Thursday, 18 October 2007
By 87-year-old Georgie Bright Kunkel, freelance writer and standup comic
You have been kept informed of every phase of my back pain and hopeful recovery. Now be warned. This old “lady” is planning to go back on the open mike comedy stage one more time. Between the tears of stress and frustration there were moments of humor, so I decided to take advantage of them to write a new comedy routine.
For example, when I was moaning each morning as my home helper arrived to do what I couldn’t manage to get done on my own, I remarked, “I think I will record all my moans and market them to a sex radio station. Might as well make use of them where they will be appreciated.”
As to telephone sex, I could mention that my husband (still languishing in his care center) and I do a little of that ourselves. Every night we say goodnight by phone, making kissing noises in the mouthpiece and expressing our love. That’s the only way we can be together until I can visit him again. I told my husband that he shouldn’t call me to exchange goodnight kisses when the nurse’s aide was expected in the room. His temperature would certainly rise to an unacceptable level.
When I was looking for an appropriate care center room for my husband nearer to our home, I was told by the person doing intake that this particular place didn’t have any male beds available. I came back with, “My husband wouldn’t mind sleeping in a female bed.” I wonder when they order hospital beds if they come labeled “male” and “female.”
One evening when my husband called me, I told him that it was very hot and I was lying naked watching TV. He laughed and replied, “You ought to be here doing that.”

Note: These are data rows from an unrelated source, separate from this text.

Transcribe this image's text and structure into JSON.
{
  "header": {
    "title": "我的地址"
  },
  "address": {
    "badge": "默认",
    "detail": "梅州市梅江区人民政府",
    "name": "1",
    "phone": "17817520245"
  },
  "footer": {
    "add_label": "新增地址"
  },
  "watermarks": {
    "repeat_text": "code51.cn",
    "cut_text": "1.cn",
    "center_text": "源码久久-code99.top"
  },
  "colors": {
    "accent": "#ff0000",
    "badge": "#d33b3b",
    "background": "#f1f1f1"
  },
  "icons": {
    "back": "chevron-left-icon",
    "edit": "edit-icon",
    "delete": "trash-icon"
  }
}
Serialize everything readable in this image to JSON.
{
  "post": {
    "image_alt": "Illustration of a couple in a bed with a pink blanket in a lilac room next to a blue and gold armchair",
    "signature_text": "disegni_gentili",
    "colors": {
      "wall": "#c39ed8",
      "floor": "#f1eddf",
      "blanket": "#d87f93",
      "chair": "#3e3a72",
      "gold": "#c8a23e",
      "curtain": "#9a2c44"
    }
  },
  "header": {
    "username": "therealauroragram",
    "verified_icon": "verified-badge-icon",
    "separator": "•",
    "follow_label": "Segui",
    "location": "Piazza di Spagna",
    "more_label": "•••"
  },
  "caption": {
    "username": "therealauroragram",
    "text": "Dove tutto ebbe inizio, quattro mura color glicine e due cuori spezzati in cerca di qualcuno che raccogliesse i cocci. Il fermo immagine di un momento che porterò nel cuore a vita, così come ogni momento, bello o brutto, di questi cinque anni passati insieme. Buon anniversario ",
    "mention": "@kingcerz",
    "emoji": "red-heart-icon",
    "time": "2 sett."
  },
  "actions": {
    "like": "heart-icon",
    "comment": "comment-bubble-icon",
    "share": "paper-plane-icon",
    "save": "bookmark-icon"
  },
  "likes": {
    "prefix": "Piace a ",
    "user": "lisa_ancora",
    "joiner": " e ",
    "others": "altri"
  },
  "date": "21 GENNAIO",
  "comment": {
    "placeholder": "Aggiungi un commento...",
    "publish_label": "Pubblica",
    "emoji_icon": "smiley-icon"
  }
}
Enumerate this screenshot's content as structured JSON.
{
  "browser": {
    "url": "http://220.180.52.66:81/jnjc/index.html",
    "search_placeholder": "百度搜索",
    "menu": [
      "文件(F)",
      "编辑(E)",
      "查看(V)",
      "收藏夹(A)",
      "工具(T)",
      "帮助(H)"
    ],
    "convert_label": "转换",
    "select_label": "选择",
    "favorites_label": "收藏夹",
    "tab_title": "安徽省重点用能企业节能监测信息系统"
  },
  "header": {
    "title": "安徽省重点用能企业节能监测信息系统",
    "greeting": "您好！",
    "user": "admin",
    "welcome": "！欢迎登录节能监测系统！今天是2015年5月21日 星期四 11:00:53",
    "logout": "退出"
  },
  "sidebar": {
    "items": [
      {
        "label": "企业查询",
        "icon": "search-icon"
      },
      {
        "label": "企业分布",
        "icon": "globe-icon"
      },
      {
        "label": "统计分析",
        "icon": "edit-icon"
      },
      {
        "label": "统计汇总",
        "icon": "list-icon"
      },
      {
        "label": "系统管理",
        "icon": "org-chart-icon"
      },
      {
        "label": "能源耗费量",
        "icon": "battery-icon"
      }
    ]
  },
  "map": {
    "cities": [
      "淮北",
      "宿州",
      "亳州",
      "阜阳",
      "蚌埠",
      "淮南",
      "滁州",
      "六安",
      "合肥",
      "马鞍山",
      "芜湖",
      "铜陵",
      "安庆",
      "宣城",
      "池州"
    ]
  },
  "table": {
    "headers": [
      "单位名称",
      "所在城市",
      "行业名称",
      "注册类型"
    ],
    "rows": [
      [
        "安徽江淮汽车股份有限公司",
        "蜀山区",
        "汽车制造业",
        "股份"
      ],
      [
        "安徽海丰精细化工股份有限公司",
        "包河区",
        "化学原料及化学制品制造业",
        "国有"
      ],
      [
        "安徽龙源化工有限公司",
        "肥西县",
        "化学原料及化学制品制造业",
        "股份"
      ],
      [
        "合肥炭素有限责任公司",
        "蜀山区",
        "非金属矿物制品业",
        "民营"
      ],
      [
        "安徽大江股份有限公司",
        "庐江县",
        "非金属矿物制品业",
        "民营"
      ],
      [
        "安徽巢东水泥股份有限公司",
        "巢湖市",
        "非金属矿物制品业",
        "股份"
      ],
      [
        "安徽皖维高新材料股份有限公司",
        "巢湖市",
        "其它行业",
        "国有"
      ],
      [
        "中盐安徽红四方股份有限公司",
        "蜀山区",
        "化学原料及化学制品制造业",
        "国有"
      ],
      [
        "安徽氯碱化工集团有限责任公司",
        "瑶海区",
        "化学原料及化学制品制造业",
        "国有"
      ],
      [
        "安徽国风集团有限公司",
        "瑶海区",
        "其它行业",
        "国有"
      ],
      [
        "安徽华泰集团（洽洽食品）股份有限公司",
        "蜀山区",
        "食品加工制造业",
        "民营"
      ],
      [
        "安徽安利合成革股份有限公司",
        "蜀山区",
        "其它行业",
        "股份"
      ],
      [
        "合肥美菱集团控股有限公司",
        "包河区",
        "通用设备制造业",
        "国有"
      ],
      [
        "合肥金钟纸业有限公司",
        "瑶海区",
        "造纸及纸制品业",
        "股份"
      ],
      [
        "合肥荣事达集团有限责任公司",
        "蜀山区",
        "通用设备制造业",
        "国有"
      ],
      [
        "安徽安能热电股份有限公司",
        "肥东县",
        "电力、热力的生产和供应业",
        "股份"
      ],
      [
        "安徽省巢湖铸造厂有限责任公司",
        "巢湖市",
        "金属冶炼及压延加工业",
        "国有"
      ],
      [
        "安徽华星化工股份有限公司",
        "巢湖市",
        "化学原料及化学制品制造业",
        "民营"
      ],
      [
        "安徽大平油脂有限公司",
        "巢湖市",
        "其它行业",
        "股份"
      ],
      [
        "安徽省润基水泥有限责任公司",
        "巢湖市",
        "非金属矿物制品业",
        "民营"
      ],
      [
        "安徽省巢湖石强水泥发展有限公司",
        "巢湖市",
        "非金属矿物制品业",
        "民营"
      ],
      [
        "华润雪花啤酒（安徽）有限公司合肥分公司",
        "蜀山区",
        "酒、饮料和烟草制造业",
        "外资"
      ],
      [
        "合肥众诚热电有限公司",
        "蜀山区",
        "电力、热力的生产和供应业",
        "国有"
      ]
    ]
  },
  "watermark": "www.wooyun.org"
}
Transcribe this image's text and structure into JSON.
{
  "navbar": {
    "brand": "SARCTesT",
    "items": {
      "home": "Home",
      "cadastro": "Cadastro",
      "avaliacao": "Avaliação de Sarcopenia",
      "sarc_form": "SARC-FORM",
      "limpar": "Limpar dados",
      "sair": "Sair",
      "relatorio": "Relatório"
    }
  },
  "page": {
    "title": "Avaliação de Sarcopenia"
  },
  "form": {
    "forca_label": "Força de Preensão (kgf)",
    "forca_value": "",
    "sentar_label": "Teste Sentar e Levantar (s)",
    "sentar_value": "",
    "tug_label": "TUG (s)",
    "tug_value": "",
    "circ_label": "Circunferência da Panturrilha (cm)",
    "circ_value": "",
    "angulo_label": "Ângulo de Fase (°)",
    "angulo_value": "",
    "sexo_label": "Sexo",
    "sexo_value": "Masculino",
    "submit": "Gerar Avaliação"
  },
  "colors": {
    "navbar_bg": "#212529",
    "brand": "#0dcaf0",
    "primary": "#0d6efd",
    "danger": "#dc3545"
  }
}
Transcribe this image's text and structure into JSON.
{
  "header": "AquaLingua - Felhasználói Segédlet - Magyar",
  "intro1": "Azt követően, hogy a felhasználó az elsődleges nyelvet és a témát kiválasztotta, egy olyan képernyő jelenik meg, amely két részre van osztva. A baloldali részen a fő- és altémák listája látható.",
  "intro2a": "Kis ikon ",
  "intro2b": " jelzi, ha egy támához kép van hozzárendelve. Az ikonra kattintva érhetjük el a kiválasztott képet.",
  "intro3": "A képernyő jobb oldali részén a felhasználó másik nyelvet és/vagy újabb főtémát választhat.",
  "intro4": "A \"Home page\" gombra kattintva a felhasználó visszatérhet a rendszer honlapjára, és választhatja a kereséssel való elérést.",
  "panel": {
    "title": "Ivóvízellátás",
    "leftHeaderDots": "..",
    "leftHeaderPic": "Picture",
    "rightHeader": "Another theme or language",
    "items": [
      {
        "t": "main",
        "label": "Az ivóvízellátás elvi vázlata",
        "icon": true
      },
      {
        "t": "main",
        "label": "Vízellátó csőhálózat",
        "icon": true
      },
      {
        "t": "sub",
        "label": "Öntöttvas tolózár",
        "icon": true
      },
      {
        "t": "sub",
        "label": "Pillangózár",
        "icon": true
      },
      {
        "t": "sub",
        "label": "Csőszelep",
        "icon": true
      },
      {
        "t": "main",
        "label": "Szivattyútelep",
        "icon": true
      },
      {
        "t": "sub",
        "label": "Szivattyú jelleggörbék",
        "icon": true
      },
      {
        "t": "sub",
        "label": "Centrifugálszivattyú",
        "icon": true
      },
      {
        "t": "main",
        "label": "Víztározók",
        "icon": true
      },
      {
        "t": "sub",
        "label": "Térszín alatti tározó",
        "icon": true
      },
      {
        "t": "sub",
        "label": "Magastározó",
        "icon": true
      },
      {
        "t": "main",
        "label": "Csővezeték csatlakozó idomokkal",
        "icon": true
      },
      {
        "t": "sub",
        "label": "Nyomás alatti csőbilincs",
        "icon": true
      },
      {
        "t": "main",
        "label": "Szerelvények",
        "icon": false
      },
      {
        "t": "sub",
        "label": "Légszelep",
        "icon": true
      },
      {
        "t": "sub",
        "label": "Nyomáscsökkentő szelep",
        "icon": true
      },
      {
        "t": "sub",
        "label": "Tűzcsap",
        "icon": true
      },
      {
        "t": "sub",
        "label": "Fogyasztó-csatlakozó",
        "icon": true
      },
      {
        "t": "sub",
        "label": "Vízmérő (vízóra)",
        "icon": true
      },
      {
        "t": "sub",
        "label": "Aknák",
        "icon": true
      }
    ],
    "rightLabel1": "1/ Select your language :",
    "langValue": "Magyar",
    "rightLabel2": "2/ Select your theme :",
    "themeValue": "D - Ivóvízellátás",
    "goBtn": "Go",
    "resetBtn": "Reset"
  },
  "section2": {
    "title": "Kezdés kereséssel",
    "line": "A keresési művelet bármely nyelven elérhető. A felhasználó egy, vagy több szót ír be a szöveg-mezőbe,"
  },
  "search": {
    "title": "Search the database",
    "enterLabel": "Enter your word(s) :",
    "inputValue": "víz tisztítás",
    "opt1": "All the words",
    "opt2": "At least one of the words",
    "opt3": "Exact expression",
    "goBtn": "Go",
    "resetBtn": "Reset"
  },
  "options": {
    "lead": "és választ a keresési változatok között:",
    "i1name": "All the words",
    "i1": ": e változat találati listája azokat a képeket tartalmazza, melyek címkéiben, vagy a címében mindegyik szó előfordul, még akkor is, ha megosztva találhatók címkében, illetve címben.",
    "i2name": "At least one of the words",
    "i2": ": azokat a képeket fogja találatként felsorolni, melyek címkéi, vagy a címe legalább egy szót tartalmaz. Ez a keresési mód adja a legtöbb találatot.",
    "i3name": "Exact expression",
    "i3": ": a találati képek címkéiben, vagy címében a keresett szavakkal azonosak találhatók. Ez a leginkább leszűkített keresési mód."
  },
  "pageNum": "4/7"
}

Which reminds me, I once wrote a mini-book about senior sex. In it I said I wondered if they allowed sex in the care center. Did they schedule it on the activity board? Notice: Sex may be engaged in between basket weaving and the ice cream social. After all, sex is a healthy activity and shouldn’t be overlooked by seniors who are vibrant enough for Viagra.
Can you imagine expecting a husband to be cooped up in a care center without making space for the spouse? There are no accommodations for spouses to stay overnight or share space in the same room without being in a fish bowl with people coming in and out.
I recommend that new care centers be established with attention paid to spouses of those needing skilled care. The warmth of a partner and ways to let partners be closer and even spend an occasional night in the same room is lacking. We all know that healing is not only from physical therapy and medication. It is feeding the soul and the spirit and having the attention of loved ones in private.
If I were years younger, I would start a care center with all the conveniences and support services that the one getting care needs from close family members. The one stiff, straight chair at the bedside is not adequate for a visiting spouse. Certainly occasional sleepovers for spouses would be appreciated. But until that time, my husband and I will continue to do our best to stay connected by phone and by visits no matter how un-private the visits may be.
Now I will write down all that I am thankful for - that I am not in a third world country in this predicament and that I will soon be fit and ambulatory again and that
my husband loves me and that even with all the female attention in the care center, he still wishes he were home with me.
And, I will soon be back on the comedy stage celebrating what I call senior humor. Tony Bennett is 80 and he is still hot! There is hope for me yet.